顾俊东:“其实原料和工艺师都不是问题,最主要是销售问题,你是想在南仁市开店,还是把货卖到外地去,这是开加工场之前要先考虑的问题。”
林元点头:“待我考虑清楚先。”
他毫无保留地对顾俊南说:“这次是老陈邀我去曼德勒进货的,进的货他跟我对半分,不瞒你说我现在手上也有不少的存货。当然要想个出路才行。”
顾俊南:“以前我们三家各自跟曼德勒三个矿业公司合作,周大公子跟他姑姑家桑博公司,老陈是跟坎银公司,而我家是一直跟茂朋公司合作。”
他说的这些,林元都清楚,因为陈玉玺跟他说过。
不一会,顾俊东家的阿姨买了一大堆菜回来。
主动去了厨房帮林修贤切菜洗菜,煮饭。
林元索性带顾俊东到后院凉亭去喝茶聊天。
顾俊南看了后院的风水池和假山也是啧啧称奇。
“林兄弟,以前我也来过周家这个庭院,特别是后院这里,总感觉凉嗖嗖的,特别是现在这个季节。进到他庭院,好像全身都起鸡皮疙瘩的感觉。有一种冷象针刺一样,往骨骼里面扎。不知道怎么回事?
但是现在在这里,感觉很舒畅,很清爽的感觉,在后院这里也一样。”
林元解释说:“这个就是风水池和假山发挥的功效。我接手这个庭院后,就看出了整个庭院煞气特别重,到了肃杀逼人的地步。特别是庭院中还栽了那么多的大树。从某种意义上来说,原来周家的结局,完全是因为庭院的风水造成的。”
“原来林兄弟还是风水大师,失敬了。有空去我家看看,看风水是否有问题?”顾俊南眼前一亮。
他马上想到哥嫂在曼德勒的遇险是否跟家中的风水有关。
刚才林元说的庭院中种树,而他家庭院也种了十几棵海南花梨树。
都是周大公子送的树苗,距今也有十几年了。
“你哥嫂在曼德勒遇险应该跟家中庭院风水无关。若真的有关的话,我就不可能那么巧,正好进去救了他们。”
林元抬头看见小区内还有很多人家,庭院中的树都是长得郁郁葱葱,非常茂盛。
“当然庭院中有树对于风水上来说是有影响的。”
“明天我就叫人去把树砍掉!”
顾俊南打定了主意。
这时右边别墅的郑一民看见林元两人正在后院凉亭喝茶聊天,也推开庭院门走了过来。
两只狼犬警觉地拦住了他。
林元看见了,立即喝斥了警犬。
“郑老好。”
“顾总好。”
大家都是熟人,见面都相互寒喧。
这个小区的业主最其码保持了表面的一团和气。
大家都是有财有势的人,虽然背后都存在鄙视别人的念头,但都不会表露出来。
“顾总,我刚才听你说砍树的事情,叫了工人的话,等他帮你家砍完后,也让他来帮我把院中这些树砍掉。小林说的确实没错,影响风水。口中有木就是困字了,老祖宗早就给出答案了。”郑一民唠叨着说。

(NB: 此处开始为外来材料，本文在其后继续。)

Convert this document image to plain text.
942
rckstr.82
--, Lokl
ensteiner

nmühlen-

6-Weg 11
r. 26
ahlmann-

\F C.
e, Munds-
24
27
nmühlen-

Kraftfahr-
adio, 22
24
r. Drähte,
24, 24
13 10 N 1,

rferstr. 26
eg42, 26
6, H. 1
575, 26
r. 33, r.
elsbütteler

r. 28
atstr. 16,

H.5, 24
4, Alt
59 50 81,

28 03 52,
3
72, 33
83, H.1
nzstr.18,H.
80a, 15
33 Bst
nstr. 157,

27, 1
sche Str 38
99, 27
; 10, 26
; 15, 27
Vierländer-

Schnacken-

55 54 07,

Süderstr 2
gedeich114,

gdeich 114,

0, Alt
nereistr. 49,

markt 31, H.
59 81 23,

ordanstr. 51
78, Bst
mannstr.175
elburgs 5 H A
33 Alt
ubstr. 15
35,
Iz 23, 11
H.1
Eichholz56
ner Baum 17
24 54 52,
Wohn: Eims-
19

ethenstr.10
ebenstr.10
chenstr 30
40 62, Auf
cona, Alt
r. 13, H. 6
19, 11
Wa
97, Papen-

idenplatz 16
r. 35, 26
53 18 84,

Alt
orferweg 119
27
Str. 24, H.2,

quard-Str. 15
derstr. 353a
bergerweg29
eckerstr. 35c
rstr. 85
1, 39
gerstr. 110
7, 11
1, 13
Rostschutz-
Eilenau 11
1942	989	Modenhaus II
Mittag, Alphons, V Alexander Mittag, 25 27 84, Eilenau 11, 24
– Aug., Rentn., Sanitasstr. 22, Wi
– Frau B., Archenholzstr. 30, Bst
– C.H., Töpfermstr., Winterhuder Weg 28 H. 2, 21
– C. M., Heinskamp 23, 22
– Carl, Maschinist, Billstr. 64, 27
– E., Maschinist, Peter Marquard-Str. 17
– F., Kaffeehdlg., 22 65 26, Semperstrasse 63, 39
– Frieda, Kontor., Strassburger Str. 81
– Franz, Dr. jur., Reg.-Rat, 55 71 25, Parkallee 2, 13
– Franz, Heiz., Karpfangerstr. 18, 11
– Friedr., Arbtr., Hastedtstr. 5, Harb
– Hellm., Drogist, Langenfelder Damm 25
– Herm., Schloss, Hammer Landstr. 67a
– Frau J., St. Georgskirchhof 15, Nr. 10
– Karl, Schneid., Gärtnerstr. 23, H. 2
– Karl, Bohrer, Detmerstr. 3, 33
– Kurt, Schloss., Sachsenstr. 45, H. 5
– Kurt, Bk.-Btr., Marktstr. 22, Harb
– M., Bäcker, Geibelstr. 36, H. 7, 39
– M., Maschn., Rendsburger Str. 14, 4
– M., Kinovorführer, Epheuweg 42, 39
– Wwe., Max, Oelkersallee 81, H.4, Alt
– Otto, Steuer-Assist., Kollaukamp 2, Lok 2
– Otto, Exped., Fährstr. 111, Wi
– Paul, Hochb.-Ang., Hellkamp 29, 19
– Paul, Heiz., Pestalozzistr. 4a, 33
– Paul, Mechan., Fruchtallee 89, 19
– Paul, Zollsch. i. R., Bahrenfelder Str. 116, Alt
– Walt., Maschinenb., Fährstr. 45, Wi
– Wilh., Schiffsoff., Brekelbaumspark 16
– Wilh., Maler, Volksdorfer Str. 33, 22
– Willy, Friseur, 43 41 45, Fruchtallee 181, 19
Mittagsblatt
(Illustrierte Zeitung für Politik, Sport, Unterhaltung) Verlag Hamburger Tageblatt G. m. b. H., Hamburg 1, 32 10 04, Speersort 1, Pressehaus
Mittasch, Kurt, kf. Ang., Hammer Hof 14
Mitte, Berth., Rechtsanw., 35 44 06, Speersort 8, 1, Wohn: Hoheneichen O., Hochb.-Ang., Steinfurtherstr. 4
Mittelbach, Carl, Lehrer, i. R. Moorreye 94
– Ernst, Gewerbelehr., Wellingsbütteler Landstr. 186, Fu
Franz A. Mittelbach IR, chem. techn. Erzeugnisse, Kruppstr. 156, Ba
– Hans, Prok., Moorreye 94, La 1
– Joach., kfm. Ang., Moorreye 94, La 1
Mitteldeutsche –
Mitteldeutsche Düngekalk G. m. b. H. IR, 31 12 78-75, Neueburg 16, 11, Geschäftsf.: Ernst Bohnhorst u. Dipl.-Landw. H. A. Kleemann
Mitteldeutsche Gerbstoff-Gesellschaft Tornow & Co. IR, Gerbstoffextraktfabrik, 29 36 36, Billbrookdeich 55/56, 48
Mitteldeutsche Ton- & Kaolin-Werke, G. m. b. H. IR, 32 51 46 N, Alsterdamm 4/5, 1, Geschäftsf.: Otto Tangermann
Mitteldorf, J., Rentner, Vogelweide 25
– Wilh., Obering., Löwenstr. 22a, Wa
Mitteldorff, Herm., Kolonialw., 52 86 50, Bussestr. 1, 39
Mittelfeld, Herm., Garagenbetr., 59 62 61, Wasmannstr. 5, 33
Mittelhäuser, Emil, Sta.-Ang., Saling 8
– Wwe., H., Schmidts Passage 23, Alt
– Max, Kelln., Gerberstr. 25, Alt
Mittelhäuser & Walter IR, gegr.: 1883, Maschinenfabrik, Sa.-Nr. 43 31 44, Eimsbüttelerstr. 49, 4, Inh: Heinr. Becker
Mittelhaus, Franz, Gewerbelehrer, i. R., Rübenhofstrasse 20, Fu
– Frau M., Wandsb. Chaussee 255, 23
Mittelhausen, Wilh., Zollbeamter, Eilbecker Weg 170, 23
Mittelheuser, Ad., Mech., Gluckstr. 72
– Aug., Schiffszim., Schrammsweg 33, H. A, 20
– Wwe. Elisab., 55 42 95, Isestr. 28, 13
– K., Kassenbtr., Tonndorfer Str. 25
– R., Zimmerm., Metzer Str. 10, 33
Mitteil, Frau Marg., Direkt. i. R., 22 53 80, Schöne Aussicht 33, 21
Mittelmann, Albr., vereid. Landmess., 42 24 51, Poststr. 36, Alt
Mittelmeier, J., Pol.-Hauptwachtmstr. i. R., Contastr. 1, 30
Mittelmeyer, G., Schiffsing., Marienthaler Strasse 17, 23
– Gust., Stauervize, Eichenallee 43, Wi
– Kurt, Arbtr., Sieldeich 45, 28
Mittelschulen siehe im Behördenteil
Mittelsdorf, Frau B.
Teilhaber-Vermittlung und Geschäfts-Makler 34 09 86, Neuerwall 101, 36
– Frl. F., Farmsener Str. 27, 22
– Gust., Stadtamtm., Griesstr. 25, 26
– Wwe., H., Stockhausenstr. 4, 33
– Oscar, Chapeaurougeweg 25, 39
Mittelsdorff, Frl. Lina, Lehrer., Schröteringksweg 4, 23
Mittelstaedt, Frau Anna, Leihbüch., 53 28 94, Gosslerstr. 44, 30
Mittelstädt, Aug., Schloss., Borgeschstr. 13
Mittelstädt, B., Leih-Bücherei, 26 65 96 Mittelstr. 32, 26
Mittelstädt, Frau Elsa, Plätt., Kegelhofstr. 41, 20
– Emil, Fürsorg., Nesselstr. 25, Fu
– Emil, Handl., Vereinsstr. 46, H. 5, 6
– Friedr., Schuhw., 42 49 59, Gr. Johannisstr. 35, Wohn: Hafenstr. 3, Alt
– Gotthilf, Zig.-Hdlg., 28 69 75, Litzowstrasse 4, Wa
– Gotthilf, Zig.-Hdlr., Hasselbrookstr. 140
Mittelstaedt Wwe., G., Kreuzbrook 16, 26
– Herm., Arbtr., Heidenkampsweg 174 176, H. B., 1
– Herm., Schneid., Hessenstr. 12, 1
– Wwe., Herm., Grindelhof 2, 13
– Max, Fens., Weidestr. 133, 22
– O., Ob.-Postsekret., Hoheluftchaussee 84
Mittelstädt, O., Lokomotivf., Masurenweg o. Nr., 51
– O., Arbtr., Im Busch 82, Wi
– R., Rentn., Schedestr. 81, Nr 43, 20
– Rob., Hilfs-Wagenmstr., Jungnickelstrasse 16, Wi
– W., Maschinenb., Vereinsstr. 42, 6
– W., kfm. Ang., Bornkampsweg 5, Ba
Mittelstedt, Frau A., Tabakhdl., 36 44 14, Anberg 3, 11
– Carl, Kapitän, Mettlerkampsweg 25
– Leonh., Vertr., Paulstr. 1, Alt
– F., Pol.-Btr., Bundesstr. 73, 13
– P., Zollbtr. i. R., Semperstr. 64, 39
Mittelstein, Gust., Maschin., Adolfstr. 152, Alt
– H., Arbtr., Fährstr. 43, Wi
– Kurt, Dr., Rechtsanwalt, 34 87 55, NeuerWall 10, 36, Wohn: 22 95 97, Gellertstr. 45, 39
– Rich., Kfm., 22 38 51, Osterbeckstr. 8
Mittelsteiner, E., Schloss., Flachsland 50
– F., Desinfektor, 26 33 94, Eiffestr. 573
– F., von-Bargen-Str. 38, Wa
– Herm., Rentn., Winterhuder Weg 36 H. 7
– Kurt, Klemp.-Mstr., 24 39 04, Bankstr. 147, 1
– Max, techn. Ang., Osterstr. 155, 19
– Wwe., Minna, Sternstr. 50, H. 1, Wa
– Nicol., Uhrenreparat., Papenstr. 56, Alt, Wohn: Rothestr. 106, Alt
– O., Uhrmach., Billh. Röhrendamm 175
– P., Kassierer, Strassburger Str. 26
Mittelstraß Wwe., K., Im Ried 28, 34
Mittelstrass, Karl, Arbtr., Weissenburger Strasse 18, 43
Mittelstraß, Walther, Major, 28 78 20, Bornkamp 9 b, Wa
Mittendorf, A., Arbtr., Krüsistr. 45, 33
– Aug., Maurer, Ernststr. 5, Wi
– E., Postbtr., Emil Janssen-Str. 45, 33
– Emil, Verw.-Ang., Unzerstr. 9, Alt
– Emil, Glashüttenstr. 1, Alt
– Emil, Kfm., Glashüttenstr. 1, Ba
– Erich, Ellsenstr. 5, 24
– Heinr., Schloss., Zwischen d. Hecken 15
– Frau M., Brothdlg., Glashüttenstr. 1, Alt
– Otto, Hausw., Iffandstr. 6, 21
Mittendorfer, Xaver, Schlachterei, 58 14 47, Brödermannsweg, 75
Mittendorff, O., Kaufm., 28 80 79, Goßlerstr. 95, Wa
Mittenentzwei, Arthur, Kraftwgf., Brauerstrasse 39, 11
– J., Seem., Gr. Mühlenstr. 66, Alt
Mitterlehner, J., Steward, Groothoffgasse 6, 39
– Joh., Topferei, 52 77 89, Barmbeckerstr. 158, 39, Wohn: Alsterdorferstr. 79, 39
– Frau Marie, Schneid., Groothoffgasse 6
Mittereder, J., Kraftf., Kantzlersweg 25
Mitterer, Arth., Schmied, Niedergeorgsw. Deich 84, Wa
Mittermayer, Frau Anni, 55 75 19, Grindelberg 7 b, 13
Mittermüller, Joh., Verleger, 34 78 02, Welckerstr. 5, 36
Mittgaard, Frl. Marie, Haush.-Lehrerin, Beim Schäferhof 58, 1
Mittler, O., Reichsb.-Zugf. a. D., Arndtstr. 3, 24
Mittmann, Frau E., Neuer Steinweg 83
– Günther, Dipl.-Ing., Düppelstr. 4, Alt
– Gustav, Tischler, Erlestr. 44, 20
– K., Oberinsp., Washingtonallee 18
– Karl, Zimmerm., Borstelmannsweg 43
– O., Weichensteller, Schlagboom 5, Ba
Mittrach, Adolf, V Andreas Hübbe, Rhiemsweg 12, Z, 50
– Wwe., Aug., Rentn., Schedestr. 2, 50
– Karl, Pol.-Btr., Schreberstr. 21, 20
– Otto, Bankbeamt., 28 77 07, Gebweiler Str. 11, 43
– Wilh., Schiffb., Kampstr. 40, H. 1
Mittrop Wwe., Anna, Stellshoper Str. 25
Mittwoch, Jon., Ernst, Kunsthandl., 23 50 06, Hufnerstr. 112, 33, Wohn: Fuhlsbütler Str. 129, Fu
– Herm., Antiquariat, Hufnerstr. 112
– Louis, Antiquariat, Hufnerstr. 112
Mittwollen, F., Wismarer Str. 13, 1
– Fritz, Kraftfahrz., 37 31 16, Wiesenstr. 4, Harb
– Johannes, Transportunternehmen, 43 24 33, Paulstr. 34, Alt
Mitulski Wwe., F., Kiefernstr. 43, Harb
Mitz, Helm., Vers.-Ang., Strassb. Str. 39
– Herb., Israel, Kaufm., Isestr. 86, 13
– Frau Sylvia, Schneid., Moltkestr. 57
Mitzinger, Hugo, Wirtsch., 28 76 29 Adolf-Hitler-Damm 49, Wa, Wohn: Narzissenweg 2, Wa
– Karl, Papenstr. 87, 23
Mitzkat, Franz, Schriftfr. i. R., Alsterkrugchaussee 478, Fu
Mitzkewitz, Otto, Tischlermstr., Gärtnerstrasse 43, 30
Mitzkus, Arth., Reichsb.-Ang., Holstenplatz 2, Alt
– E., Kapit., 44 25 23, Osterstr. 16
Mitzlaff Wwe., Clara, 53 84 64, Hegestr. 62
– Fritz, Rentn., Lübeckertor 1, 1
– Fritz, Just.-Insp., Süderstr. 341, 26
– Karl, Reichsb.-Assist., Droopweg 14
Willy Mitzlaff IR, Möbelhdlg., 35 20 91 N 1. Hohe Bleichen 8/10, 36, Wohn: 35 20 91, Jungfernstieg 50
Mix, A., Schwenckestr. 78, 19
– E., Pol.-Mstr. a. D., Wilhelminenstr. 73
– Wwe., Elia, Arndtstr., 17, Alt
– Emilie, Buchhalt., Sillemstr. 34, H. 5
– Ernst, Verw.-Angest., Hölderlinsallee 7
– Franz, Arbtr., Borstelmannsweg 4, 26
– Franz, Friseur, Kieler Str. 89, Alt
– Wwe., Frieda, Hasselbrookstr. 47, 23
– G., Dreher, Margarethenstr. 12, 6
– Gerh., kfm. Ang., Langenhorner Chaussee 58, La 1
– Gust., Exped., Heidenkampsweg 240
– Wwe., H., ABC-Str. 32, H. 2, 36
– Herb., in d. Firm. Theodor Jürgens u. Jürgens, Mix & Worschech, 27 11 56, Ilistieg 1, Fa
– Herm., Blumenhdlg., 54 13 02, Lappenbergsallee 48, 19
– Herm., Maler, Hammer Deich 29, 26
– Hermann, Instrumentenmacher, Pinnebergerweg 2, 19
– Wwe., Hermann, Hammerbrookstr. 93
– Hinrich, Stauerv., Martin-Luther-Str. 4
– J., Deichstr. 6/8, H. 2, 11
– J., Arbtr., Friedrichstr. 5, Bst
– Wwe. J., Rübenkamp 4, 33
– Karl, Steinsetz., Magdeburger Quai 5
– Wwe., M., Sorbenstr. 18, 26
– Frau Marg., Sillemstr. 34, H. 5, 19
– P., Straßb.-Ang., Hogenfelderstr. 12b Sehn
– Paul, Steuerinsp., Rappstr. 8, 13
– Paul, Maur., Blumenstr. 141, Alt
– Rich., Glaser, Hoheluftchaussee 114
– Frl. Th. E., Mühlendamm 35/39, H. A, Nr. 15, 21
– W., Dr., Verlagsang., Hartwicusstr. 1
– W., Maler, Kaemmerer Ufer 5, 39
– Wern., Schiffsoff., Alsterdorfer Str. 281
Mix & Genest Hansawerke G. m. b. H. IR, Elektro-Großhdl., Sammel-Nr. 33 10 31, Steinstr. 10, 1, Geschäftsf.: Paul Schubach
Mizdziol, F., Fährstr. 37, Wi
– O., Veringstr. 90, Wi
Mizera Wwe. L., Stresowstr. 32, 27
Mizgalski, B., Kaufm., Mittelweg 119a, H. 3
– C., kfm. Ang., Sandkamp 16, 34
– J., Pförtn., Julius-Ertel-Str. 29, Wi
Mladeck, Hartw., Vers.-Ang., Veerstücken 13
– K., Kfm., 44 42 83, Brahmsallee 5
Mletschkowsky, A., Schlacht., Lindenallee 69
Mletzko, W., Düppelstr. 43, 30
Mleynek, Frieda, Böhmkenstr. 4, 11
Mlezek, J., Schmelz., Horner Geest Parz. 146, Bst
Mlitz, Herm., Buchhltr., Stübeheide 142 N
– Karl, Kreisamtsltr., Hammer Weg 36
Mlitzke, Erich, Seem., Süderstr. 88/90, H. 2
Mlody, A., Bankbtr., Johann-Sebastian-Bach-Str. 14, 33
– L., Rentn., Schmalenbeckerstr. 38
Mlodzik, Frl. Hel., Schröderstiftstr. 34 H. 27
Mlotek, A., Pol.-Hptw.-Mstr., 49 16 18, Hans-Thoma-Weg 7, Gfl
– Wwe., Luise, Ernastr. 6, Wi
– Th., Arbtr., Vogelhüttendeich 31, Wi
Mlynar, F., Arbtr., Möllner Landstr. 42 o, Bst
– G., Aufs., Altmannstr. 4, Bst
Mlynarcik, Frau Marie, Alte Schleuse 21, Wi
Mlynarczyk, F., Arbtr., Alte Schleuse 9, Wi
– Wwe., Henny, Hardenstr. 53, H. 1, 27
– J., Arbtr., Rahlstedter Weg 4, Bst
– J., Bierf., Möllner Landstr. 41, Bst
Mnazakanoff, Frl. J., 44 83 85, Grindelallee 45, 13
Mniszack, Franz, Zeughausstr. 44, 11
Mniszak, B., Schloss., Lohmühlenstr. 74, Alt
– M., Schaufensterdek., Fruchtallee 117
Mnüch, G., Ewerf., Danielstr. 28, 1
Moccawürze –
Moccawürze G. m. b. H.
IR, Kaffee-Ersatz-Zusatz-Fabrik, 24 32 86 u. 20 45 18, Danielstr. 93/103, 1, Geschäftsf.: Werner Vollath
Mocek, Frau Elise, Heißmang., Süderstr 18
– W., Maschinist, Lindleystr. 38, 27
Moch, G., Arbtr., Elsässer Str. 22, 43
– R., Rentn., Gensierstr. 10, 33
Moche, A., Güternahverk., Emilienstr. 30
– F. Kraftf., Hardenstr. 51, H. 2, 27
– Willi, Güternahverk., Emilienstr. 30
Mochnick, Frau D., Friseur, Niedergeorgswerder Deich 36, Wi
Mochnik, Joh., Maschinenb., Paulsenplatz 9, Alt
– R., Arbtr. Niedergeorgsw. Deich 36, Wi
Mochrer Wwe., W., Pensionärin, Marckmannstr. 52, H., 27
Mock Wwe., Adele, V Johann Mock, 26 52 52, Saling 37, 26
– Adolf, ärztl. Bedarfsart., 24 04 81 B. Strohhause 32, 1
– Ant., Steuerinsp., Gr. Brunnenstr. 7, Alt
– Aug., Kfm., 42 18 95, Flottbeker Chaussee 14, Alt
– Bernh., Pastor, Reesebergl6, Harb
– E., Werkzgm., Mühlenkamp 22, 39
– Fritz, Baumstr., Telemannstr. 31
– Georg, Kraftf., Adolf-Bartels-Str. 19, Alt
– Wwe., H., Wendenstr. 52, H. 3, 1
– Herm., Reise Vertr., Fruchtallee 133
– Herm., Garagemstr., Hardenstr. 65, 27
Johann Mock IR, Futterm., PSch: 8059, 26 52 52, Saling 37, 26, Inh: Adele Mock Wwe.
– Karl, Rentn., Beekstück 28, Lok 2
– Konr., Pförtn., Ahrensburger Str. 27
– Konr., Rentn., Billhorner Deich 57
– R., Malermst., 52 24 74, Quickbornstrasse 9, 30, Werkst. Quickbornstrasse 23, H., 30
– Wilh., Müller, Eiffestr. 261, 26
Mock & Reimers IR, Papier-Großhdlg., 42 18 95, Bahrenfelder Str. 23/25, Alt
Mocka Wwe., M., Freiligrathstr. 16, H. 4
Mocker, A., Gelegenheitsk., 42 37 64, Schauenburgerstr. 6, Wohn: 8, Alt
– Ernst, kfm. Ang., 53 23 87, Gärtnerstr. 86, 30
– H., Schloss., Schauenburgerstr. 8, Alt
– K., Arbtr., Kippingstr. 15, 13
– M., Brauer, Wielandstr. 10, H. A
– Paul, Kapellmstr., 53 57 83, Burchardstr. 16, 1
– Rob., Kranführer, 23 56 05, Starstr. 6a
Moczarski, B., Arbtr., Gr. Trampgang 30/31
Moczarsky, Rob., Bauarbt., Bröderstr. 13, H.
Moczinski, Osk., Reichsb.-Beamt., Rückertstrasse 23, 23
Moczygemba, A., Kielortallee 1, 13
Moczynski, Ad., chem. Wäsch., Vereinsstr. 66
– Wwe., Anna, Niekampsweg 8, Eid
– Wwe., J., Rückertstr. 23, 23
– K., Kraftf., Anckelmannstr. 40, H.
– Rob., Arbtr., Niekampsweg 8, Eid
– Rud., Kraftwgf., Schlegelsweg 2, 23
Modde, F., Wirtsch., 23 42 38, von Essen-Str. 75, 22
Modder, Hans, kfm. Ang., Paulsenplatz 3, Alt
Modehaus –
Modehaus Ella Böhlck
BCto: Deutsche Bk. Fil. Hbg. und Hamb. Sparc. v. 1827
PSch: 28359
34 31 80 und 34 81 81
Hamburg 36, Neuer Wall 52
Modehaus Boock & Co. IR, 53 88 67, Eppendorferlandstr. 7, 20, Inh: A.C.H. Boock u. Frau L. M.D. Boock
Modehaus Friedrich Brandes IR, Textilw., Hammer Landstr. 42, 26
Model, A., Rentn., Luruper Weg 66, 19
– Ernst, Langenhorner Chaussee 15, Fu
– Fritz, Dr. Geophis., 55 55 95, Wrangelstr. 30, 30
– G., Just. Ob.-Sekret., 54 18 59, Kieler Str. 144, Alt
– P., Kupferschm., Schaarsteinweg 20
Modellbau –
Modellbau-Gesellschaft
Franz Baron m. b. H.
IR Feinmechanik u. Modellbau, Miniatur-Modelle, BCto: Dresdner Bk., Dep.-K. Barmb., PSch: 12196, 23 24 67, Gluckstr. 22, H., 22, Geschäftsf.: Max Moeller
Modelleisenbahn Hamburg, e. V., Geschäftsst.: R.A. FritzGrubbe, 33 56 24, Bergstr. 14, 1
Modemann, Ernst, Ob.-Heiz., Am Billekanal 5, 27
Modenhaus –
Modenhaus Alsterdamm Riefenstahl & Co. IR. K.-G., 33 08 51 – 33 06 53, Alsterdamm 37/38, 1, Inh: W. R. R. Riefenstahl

“好,没问题,我明天去外面找个民工过来砍,砍完再让他去你家。”
“应该三四百块手工钱就可以吧?”
“要什么钱,叫个乡下人过来,砍下的树归他,就当抵砍树工钱了。”
林元听他们说这话,知道他们根本不清楚这些花梨木的价格。
这些长了十几年的树,直径都在15公分以上,把它砍下后锯成段,托运给羊城的杨九官,他每棵还给一万元。
“两位大概忘记了这些树是海南黄花梨树吧,象这样长了十多年的黄花梨树,至少值5000元以上一棵。”
林元当然不会告诉他们这些树一棵值万元。
亏本的生意做为经商之人是绝对不会干的。
雁过拔毛是商人的本性。
“啊,这么值钱?”郑一民惊讶了。
“是哦,当初周远平把树苗带回的时候,也说是名贵树苗的,种上几十年,可以值大价钱的。”
顾俊南也是回忆着说:“不过,也不是缺那几万元钱的人,即然影响风水,还是把他砍掉算了。”
郑一民想到一件事情:“小林,上次你庭院十几棵树,后来是怎么处理的?”
林元:“我让我大姐夫带电锯来砍的,然后锯成段,托运给羊城一家精品家具厂,他给我六千元一棵树的款项。”